Steinpilze gibt es in verschiedenen Arten. Ob Sommer-Steinpilz, Kiefern-Steinpilz oder Fichten-Steinpilz, alle dieser Pilze gehören zu den besten wild wachsenden Speisepilzen. Außerdem gehören sie zu den Röhrlingen.

Als unerfahrener Pilzsammler sollte man aber nicht unbedarft in den Wald gehen und sammeln. Giftige Pilze sind unbedingt zu vermeiden. Einen erster Einstieg zum Thema Pilzesammeln ist hier zu finden, allerdings empfehle ich, mit einem erfahrenen Sammler loszuziehen. Wer ganz auf Nummer sicher gehen möchte, kann Pilze auch zuhause züchten.

Vorkommen von Steinpilzen

Steinpilze sind weit verbreitet. Man findet sie in Nadel- und in Laubwäldern. Sowohl auf Lichtungen als auch am Waldrand wachsen sie dort häufig. Je nach Steinpilzart kann man gut nach dem jeweils im Namen verankerten Baumpartner, Fichte oder Kiefer, achten, um Pilze zu finden.

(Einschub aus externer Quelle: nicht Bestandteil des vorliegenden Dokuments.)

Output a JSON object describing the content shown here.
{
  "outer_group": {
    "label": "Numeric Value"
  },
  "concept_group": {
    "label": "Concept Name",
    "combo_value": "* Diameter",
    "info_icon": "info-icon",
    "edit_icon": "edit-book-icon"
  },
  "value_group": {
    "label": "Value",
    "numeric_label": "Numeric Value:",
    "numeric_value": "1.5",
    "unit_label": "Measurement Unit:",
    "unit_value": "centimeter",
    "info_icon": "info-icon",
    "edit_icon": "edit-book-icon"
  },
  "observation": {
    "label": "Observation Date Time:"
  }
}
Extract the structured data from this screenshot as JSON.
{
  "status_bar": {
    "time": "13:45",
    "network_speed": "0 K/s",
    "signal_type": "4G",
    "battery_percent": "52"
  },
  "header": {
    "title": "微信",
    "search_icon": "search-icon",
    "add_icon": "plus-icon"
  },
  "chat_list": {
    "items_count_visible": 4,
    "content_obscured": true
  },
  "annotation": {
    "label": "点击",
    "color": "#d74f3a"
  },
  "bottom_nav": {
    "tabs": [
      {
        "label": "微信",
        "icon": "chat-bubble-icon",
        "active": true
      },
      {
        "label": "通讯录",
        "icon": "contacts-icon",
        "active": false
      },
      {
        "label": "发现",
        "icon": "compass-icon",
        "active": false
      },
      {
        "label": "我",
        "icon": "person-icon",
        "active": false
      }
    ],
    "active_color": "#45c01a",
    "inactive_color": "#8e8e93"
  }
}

Der Sommer-Steinpilz ist bei guten Bedingungen ab Mai bis August zu finden. Hauptvorkommen des Pilzes ist im Juli. Der Sommer-Steinpilz ist zwar nicht giftig und wohl auch sehr lecker, aber er ist vom Aussterben droht und darf nicht gesammelt werden. Die anderen Steinpilzarten sind erst etwas später im Jahr dran. Sowohl der Kiefer- als auch der Fichten-Steinpilz sind von Juli bis November sammelbar. Bei diesen Pilzen sind die besten Sammelmonate der August und der September.

Bestimmung der Steinpilze

Die jungen Fruchtkörper von Steinpilzen sitzen meistens sehr tief in der Erde und es schaut nur der Hut raus. Die genannten Steinpilzarten Fichten-Steinpilz-, Kiefern-Steinpilz und Sommer-Steinpilz, haben alle ein mehr oder weniger ausgeprägtes Stielnetz gemein. Außerdem verfärbt sich das weiße fleisch nicht bei druck oder einschnitt. Die Hüte der unterschiedlichen Pilzarten weisen aber unterschiede auf.

Hut der Steinpilzarten

Gemein haben die Sorten, dass der Hut zwischen 6 – 20 cm groß wird. Die Oberfläche ist glatt und sieht, wenn sie feucht ist, leicht schmierig aus. die Hüte sind erst halbkugelig und werden mit der Zeit erst gewölbt und dann im Alter ausgebreitet.

Fichtensteinpilz

der Hut von jungen Fichtensteinpilzen ist zunächst weißlich und wird dann hellbraun, bis er im Alter dunkelbraun ist.

Kiefernsteinpilz

Der Kiefernsteinpilz besitzt einen rotbraunen Hut.

Sommersteinpilz

Der Sommersteinpilz besitzt eine filzige Huthaut. Diese Huthaut ist häufig schuppig und aufgerissen. Jung ist er zunächst dunkelbraun und wird im Alter heller, bis milchkaffeebraun.

Röhren der Steinpilze

Steinpilze gehören zu den Röhrlingen. Auf der Hutunterseite befinden sich die Röhren, über welche er Sporen zur Vermehrung absondert. Zunächst sind die Röhren eher weißlich. Wenn seine Sporen reifen werden die Röhren gelb bis olivgrün. Die Sporen, die über die Röhren abgesondert werden, sind Olivbraun.

Stiel der Steinpilze

Die Stiele von jungen Steinpilzen sind am Anfang meistens bauchig. Sie wachsen dann mit der Zeit und wirken erst keulig und im Alter eher zylindrisch. Die Stiele sind weiß bis hellbraun. Im oberen Teil haben sie ein deutliches, feinmaschiges weißes Netz.

Fleisch von Steinpilzen

Steinpilze besitzen wenn sie jung sind ein weißes festes Fleisch. Bei älteren Pilzen verfärbt sich das Fleisch unter dem Hut leicht bräunlich und wird schwammig.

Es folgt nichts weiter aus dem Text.